使う機会のほとんどない var で変数を宣言することによってスクリプト言語の味わいを出そうとしています。
#!/usr/bin/env java --source 11
public class Quadrant {
public static void main(String[] args) {
if (args.length == 2) {
try {
var x = Double.parseDouble(args[0]);
var y = Double.parseDouble(args[1]);
String s;
switch(Coordinate2D.quadrantOf(x, y)) {
case 1: s = "1st"; break;
case 2: s = "2nd"; break;
case 3: s = "3rd"; break;
case 4: s = "4th"; break;
default: throw new IllegalStateException();
};
System.out.println("The quadrant of (" + x + ", " + y + ") is the " + s);
System.exit(0);
} catch (Exception e) {
System.err.println(e.getMessage());
}
}
// show usage and exit abnormally
System.err.println("usage: quadrant x y");
System.err.println(" where x and y are non-zero coordinate values in double");
System.exit(1);
}
}
public class Coordinate2D {
public static int quadrantOf(double x, double y) {
if (x > 0.0 && y > 0.0)
return 1;
else if (x < 0.0 && y > 0.0)
return 2;
else if (x < 0.0 && y < 0.0)
return 3;
else if (x > 0.0 && y < 0.0)
return 4;
else
throw new IllegalArgumentException("point must not be on any axis");
}
}
最近は IntelliJ を使うことが多かったのですが、今回はスクリプトを書く気分を味わうために vim を使いました。switch 文が詰め詰めの記述なのはフォーマッターを使っていないためです。switch 式のほうがバグが出にくいので好きですが、移植性の高いスクリプトにするために Java 11 とし、泣く泣く switch 文で書きました。

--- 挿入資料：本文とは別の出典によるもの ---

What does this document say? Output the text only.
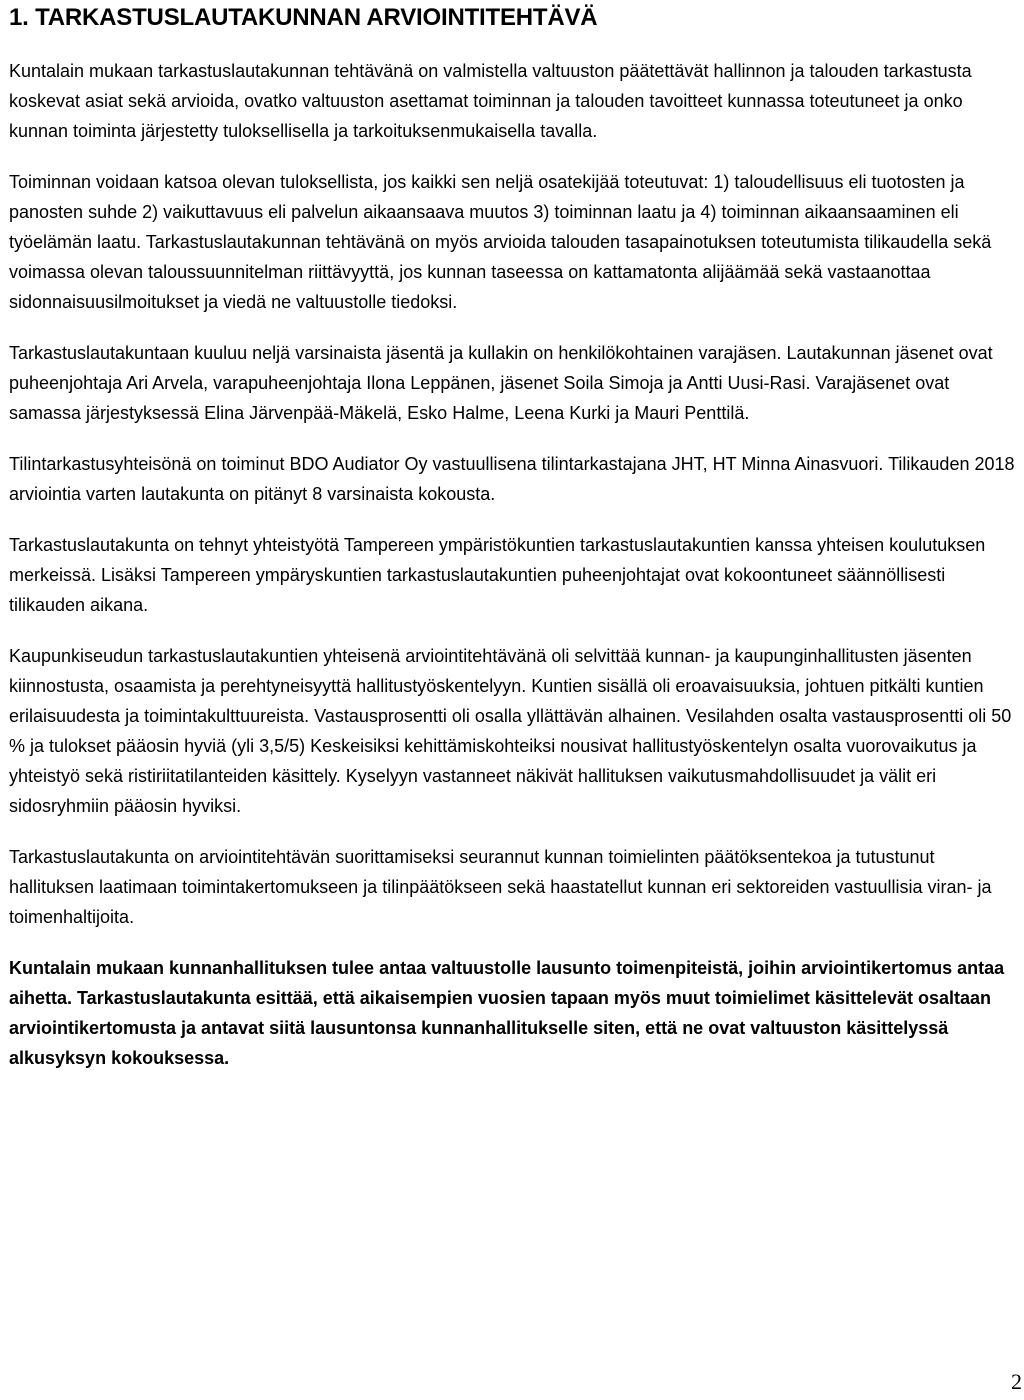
1. TARKASTUSLAUTAKUNNAN ARVIOINTITEHTÄVÄ

Kuntalain mukaan tarkastuslautakunnan tehtävänä on valmistella valtuuston päätettävät hallinnon ja talouden tarkastusta koskevat asiat sekä arvioida, ovatko valtuuston asettamat toiminnan ja talouden tavoitteet kunnassa toteutuneet ja onko kunnan toiminta järjestetty tuloksellisella ja tarkoituksenmukaisella tavalla.

Toiminnan voidaan katsoa olevan tuloksellista, jos kaikki sen neljä osatekijää toteutuvat: 1) taloudellisuus eli tuotosten ja panosten suhde 2) vaikuttavuus eli palvelun aikaansaava muutos 3) toiminnan laatu ja 4) toiminnan aikaansaaminen eli työelämän laatu. Tarkastuslautakunnan tehtävänä on myös arvioida talouden tasapainotuksen toteutumista tilikaudella sekä voimassa olevan taloussuunnitelman riittävyyttä, jos kunnan taseessa on kattamatonta alijäämää sekä vastaanottaa sidonnaisuusilmoitukset ja viedä ne valtuustolle tiedoksi.

Tarkastuslautakuntaan kuuluu neljä varsinaista jäsentä ja kullakin on henkilökohtainen varajäsen. Lautakunnan jäsenet ovat puheenjohtaja Ari Arvela, varapuheenjohtaja Ilona Leppänen, jäsenet Soila Simoja ja Antti Uusi-Rasi. Varajäsenet ovat samassa järjestyksessä Elina Järvenpää-Mäkelä, Esko Halme, Leena Kurki ja Mauri Penttilä.

Tilintarkastusyhteisönä on toiminut BDO Audiator Oy vastuullisena tilintarkastajana JHT, HT Minna Ainasvuori. Tilikauden 2018 arviointia varten lautakunta on pitänyt 8 varsinaista kokousta.

Tarkastuslautakunta on tehnyt yhteistyötä Tampereen ympäristökuntien tarkastuslautakuntien kanssa yhteisen koulutuksen merkeissä. Lisäksi Tampereen ympäryskuntien tarkastuslautakuntien puheenjohtajat ovat kokoontuneet säännöllisesti tilikauden aikana.

Kaupunkiseudun tarkastuslautakuntien yhteisenä arviointitehtävänä oli selvittää kunnan- ja kaupunginhallitusten jäsenten kiinnostusta, osaamista ja perehtyneisyyttä hallitustyöskentelyyn. Kuntien sisällä oli eroavaisuuksia, johtuen pitkälti kuntien erilaisuudesta ja toimintakulttuureista. Vastausprosentti oli osalla yllättävän alhainen. Vesilahden osalta vastausprosentti oli 50 % ja tulokset pääosin hyviä (yli 3,5/5) Keskeisiksi kehittämiskohteiksi nousivat hallitustyöskentelyn osalta vuorovaikutus ja yhteistyö sekä ristiriitatilanteiden käsittely. Kyselyyn vastanneet näkivät hallituksen vaikutusmahdollisuudet ja välit eri sidosryhmiin pääosin hyviksi.

Tarkastuslautakunta on arviointitehtävän suorittamiseksi seurannut kunnan toimielinten päätöksentekoa ja tutustunut hallituksen laatimaan toimintakertomukseen ja tilinpäätökseen sekä haastatellut kunnan eri sektoreiden vastuullisia viran- ja toimenhaltijoita.

Kuntalain mukaan kunnanhallituksen tulee antaa valtuustolle lausunto toimenpiteistä, joihin arviointikertomus antaa aihetta. Tarkastuslautakunta esittää, että aikaisempien vuosien tapaan myös muut toimielimet käsittelevät osaltaan arviointikertomusta ja antavat siitä lausuntonsa kunnanhallitukselle siten, että ne ovat valtuuston käsittelyssä alkusyksyn kokouksessa.

2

Java は書き慣れているからか、エラー処理を書きやすかった感じがします。シェル スクリプトではついついエラー処理がいい加減になってしまうのは私だけでしょうか?
% chmod +x quadrant
% ./quadrant
usage: quadrant x y
where x and y are non-zero coordinate values in double
% echo $?
1
% ./quadrant 2 -3
The quadrant of (2.0, -3.0) is the 4th
% echo $?
0
動かしてみるとこんな感じです。これだけ見たら Java で書かれているとは思いもしませんよね。

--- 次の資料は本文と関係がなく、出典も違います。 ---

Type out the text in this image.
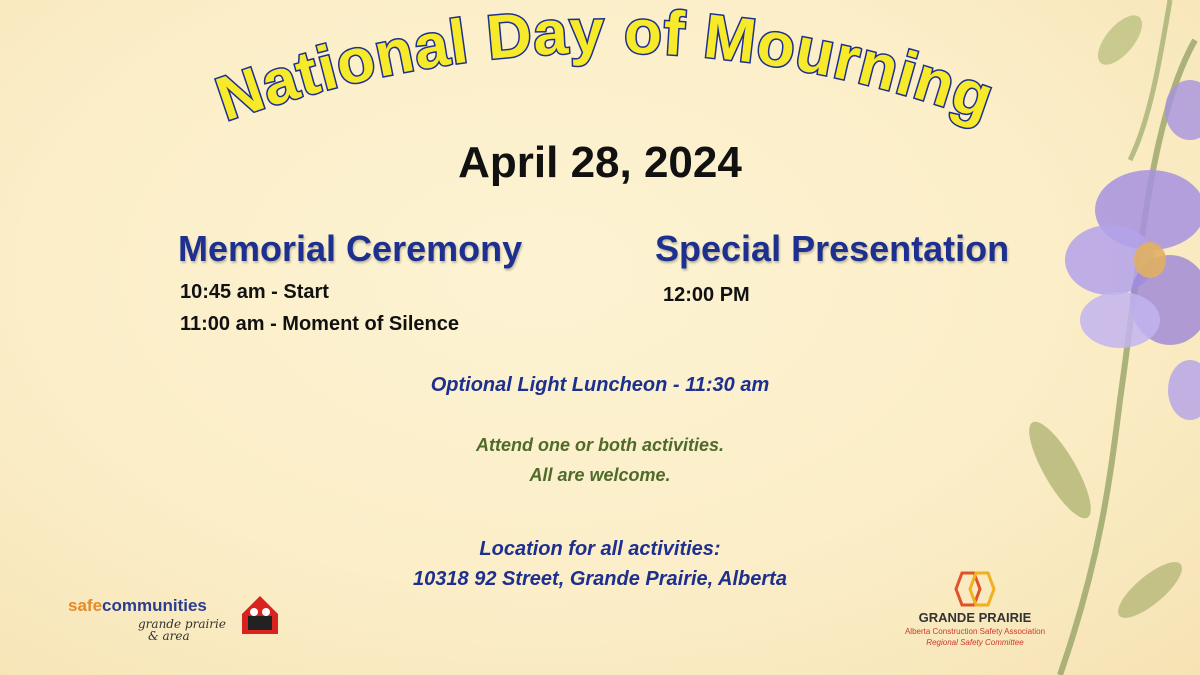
National Day of Mourning
April 28, 2024
Memorial Ceremony
10:45 am - Start
11:00 am - Moment of Silence
Special Presentation
12:00 PM
Optional Light Luncheon - 11:30 am
Attend one or both activities.
All are welcome.
Location for all activities:
10318 92 Street, Grande Prairie, Alberta
safecommunities
grande prairie
& area
GRANDE PRAIRIE
Alberta Construction Safety Association
Regional Safety Committee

2. Java スクリプトで JavaScript を実行してみる
次は、懐かしの Rhino を使って Java スクリプトで JavaScript を実行してみます。
https://github.com/mozilla/rhino の "JavaScript in Java" というメッセージは、今の気分にぴったりです。

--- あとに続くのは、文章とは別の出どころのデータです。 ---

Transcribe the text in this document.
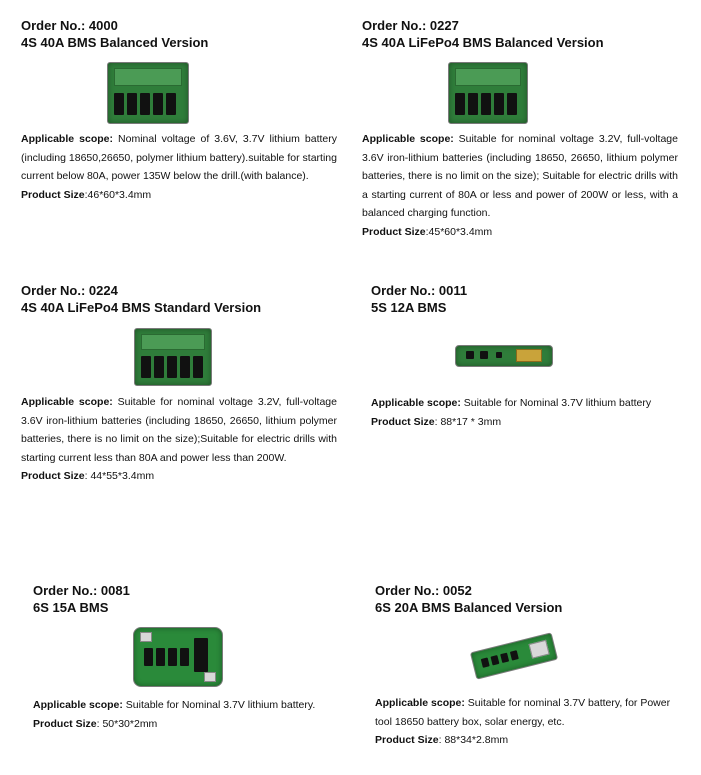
Order No.: 4000
4S 40A BMS Balanced Version
Applicable scope: Nominal voltage of 3.6V, 3.7V lithium battery (including 18650,26650, polymer lithium battery).suitable for starting current below 80A, power 135W below the drill.(with balance).
Product Size:46*60*3.4mm
Order No.: 0227
4S 40A LiFePo4 BMS Balanced Version
Applicable scope: Suitable for nominal voltage 3.2V, full-voltage 3.6V iron-lithium batteries (including 18650, 26650, lithium polymer batteries, there is no limit on the size); Suitable for electric drills with a starting current of 80A or less and power of 200W or less, with a balanced charging function.
Product Size:45*60*3.4mm
Order No.: 0224
4S 40A LiFePo4 BMS Standard Version
Applicable scope: Suitable for nominal voltage 3.2V, full-voltage 3.6V iron-lithium batteries (including 18650, 26650, lithium polymer batteries, there is no limit on the size);Suitable for electric drills with starting current less than 80A and power less than 200W.
Product Size: 44*55*3.4mm
Order No.: 0011
5S 12A BMS
Applicable scope: Suitable for Nominal 3.7V lithium battery
Product Size: 88*17 * 3mm
Order No.: 0081
6S 15A BMS
Applicable scope: Suitable for Nominal 3.7V lithium battery.
Product Size: 50*30*2mm
Order No.: 0052
6S 20A BMS Balanced Version
Applicable scope: Suitable for nominal 3.7V battery, for Power tool 18650 battery box, solar energy, etc.
Product Size: 88*34*2.8mm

実を言うと私は JDK に添付されていた頃には Rhino を使ったことがありません。今日始めて利用するのですが、公式ドキュメントがわかりづらい・・・。ですが、今回の目的は Java スクリプトで JavaScript を実行すること、ただそれだけです。
適当にググって回ったところ、Rhinoを使ってJavaから外部JavaScriptファイルを呼び出す簡単なサンプルというわかりやすいサンプルを見つけましたので、これをもっと簡単にして、JavaScript を実行する Java スクリプトにしました。
#!/usr/bin/env java --source 11 -cp rhino-1.7.13.jar
import org.mozilla.javascript.Context;
class JavaScriptInJavaScript {
public static void main(String[] args) throws Exception {
var ctx = Context.enter();
var obj = ctx.evaluateString(
ctx.initStandardObjects(),
"'Java' + 'Script'",
"<Java script>",
1,
null
);
System.out.println(obj + " in a Java script!");
}
}
Shebang でクラスパスに Rhino の jar を指定しています。
% curl -OsSL https://github.com/mozilla/rhino/releases/download/Rhino1_7_13_Release/rhino-1.7.13.jar
% chmod +x javascript_in_java_script
% ./javascript_in_java_script
JavaScript in a Java script!
Java スクリプトから 'Java' + 'Script'
という JavaScript を実行できました。
おわりに
いかがでしたか? ジャバスクリプトの概念を崩壊させるのは、やっていてちょっと楽しかったです。
真面目な顔をしてまとめます。
シェル スクリプトは各種 B シェルの細かい挙動の違いを把握できず、bash と特定の Linux ディストリビューションの組み合わせでしか動かないものになってしまいがちです。スクリプト言語を使えばこれを回避できますが、今度は perl や python3 が使えない環境にしばしば遭遇するという欠点があります。
一方で Java スクリプトを動かせる JDK の2 java コマンドは、Java 11 以降で開発している案件では高確率で利用できる、静的型付けである、Java プログラマーにとって移植性の確保が容易であるなどの特長がありますので、利用するスクリプト言語の候補として検討に値すると思います。
私にはまだちょっと実務で使う度胸はありませんが、読者の皆様におかれましては、"Write once, run anywhere3" な Java スクリプト4に挑戦してみるのも面白いのではないでしょうか。ご報告をお待ちしております。